Tips on "reverse indoctrination" - fr...

by thinker 2 Replies latest jw friends

  • thinker
    thinker

    About ten months ago my wifes best friend (an active JW) stopped shunning her. It started with occasional phone calls. Recently this friend chose not to attend the convention to avoid lying about talking with my wife. She said, "It's stupid, they (the elders) don't have any right to tell me who I can talk to. It's none of their business!"

    My wife and I were thrilled to hear these free thoughts from her friend and I thought I'd pass on what I've learned about reversing the JW indoctrination.

    1) Joining the Org. is a long drawn-out process. Exiting the Org. takes just as long or longer. Be patient and go SLOWLY.

    2) At first, AVOID any talk of spiritual matters. My wife's friend brought up the topics when she was ready to hear it.

    3) Set a good example. My wife is MORE moral now than when she was "in", she drinks less and curses less; (mainly because of her "worldly" husband). Show them that ex-JWs aren't demonized wicked sinners.

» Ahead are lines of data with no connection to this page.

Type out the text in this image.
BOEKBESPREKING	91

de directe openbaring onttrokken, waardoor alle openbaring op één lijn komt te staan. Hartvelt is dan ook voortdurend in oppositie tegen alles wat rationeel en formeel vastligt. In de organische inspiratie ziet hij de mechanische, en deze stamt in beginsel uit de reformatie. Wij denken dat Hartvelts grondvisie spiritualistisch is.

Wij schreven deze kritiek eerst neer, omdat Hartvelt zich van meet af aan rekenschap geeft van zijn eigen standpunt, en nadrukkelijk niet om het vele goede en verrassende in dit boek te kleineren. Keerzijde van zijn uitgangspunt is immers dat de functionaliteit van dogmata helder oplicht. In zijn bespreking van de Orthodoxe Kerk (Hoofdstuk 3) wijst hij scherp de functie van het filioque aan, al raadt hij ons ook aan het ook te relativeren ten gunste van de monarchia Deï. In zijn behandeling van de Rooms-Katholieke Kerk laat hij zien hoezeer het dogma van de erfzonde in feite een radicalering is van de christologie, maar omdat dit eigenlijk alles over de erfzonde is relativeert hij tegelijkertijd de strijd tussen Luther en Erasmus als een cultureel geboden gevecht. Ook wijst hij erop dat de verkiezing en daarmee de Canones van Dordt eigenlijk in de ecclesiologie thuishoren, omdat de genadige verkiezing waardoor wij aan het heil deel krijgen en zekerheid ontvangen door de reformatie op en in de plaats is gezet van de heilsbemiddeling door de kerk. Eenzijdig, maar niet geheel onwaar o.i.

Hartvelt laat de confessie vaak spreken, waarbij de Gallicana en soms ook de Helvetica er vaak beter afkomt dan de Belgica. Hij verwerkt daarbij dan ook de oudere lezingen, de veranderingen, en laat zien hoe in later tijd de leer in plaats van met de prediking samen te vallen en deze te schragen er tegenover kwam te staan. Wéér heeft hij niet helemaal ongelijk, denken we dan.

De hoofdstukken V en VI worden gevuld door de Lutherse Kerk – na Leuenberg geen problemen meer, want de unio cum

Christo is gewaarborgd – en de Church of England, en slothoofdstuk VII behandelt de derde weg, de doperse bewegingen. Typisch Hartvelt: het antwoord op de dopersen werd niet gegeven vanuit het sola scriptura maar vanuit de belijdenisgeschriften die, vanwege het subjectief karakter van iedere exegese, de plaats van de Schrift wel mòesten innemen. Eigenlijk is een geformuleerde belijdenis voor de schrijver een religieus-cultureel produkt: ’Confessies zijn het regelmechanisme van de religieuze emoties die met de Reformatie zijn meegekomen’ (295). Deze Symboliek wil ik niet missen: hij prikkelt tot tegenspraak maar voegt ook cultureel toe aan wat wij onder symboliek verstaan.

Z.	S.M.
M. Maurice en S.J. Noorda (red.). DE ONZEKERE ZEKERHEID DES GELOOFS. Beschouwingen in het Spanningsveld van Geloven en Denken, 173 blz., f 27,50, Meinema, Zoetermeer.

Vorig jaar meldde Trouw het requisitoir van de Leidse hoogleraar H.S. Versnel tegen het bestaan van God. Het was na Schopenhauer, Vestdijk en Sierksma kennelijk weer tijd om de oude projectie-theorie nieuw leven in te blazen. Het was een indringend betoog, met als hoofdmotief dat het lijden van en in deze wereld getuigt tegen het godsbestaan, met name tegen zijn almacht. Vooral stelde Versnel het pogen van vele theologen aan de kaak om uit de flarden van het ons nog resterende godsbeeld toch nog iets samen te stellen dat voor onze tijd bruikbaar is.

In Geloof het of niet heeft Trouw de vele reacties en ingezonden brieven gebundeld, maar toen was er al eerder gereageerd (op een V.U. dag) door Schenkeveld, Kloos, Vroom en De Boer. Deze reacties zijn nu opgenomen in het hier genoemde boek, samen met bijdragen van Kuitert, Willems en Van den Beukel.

    4) Let the congregations help out. The friend's congregation just baptised a cigarette-smoking, pot-smoking, pot-growing sister! Then there's the sleazy sister who sins like mad and gets away with it every time (everyone thinks she's using her body to get favors from the elders). Theres also the groping elder. The brother drunk in a bar in the middle of the afternoon while he was supposed to be working. The usual politics, clics, and injustices. Compared to these people my wife and I look like saints!

    5) Don't present facts. Ask questions and let them think out the answers.

    6) Be a friend. JW's need to know that all their friends aren't just active witnesses.

    7) Be honest, but tactful.

    8) Don't push. The friend missed Dateline because of the special air-time. We offered to show her the tape but she declined (just wasn't ready). We dropped the subject figuring she would ask when she wants to see it.

    Well, thats about all for now. I hope someday I get the time to type out the whole story of this friend. I think she'll be visiting here soon (if she hasn't already).

  • metatron
    metatron

    very good - very well thought out

    we'll need more of this counsel as the borg continues to downsize
    and ignores the needs of their thralls.

    metatron

  • rosalyn
    rosalyn

    You said it so well.

    If you are church going person and are in a position to help a JW out of the organization don't try to fill their head with doctrine. There is so much going on in their hearts and minds after leaving or while trying to leave that it could just cause overload.

    Show them by your actions, not your words that you care for them.

    We were taught at the meetings that the world was out to hurt us. I feel fortunate that my parents did let me play with kids who weren't witnesses and we did associate with non witness relatives. Unfortunately they were still very involved and were considered strong witnesses but there were a few things that they didn't let the organization boss them around in. But for some the "the fear of world" was incredibly strong the so it is even harder for them to leave.

    Just love them, care for them and be there for them and sometimes it has to be totally unconditonal ....at least until they get stronger.